The present study shows excellent absolute agreement in terms of the ICC. A decrease in the ICC can be observed considering a single rater’s agreement rather than the observers average due to the greater precision required by the analysis conditions. Nevertheless, it has to be noticed that the value remains high (>0.7 meaning “good” and being very close to the threshold used for “excellent”, which starts from 0.75) [26] (Table 2 and Table 4). Thus, the evaluation by several raters remains the best solution, but the use of a single rater does not represent a drastic decrease in measurement accuracy. The average CDI values are very close to the decision threshold for ATA transposition surgery (1.2), so small variations can lead to a change in the surgical decision. Nonetheless, the decision agreement corresponds to a “substantial” level, as noted by Fleiss’s kappa [16] (Table 3). This finding is also confirmed considering senior or junior raters separately; though, juniors show a slightly greater inter-observer agreement than seniors. Hence, our results show that the CDI is an accurate and reproducible measurement method, with a low inter-observer variability. Furthermore, this is the only study correlating the CDI measurements of six observers to the authors’ knowledge, representing stronger evidence of reliability and reproducibility.
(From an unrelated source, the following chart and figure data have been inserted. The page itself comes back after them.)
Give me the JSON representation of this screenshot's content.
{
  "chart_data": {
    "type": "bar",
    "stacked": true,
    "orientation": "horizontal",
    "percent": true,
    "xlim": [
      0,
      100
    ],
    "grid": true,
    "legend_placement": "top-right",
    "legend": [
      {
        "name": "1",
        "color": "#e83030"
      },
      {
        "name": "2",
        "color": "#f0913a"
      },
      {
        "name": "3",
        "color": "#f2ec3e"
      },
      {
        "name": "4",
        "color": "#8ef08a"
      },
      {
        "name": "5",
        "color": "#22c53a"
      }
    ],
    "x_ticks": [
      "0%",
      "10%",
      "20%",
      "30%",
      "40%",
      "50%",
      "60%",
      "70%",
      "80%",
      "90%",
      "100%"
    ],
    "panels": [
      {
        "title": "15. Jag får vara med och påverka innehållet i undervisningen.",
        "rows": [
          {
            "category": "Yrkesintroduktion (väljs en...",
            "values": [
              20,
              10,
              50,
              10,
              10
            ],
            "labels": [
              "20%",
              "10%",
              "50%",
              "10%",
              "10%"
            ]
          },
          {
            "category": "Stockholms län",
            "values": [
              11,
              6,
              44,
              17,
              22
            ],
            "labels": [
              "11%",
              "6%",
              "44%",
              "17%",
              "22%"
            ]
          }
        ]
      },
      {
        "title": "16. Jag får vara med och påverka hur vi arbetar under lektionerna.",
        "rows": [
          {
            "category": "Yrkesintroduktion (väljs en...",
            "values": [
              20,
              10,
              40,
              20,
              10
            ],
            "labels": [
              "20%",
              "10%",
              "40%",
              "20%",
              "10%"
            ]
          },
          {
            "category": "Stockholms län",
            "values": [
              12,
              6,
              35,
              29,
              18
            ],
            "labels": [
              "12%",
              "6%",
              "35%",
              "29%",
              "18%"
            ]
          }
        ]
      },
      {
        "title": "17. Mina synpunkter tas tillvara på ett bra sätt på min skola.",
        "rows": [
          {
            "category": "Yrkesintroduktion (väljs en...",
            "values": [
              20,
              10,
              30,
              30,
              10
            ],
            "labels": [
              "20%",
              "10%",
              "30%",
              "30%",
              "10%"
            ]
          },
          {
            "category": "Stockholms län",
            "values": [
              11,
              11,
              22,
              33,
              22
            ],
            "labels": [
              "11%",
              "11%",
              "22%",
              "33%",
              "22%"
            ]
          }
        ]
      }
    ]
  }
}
Thus, we believe that the CDI may be employed to perform a quantitative evaluation in preoperative planning for ATA transposition surgery using a calibration marker, which allows for a more precise calculation of patellar lowering to achieve a normal CDI.

Limitations

Despite the encouraging results, several limitations must be addressed. First, a larger sample should be collected to avoid selection biases. Moreover, in this study, patients who underwent either ATA transposition or MPFL reconstruction or both the procedures were not completely separated in the statistical analysis. However, the purpose of the study was independent from the surgical decision, as it aims to evaluate the CDI from a descriptive point of view. Additionally, it must be noticed that a medialization of the patella leads to an unavoidable slightly inferior translation.

5. Conclusions

The authors believe that the CDI is a reliable and reproducible method to measure the patellar height in patellar instability. Indeed, it has shown an excellent agreement among different raters, and it resulted to be a trusted support for ATA transposition and MPFL reconstruction surgeries. This makes the CDI a valuable tool in the clinical assessment, treatment choice and pre-surgical planning of patellar instability surgery.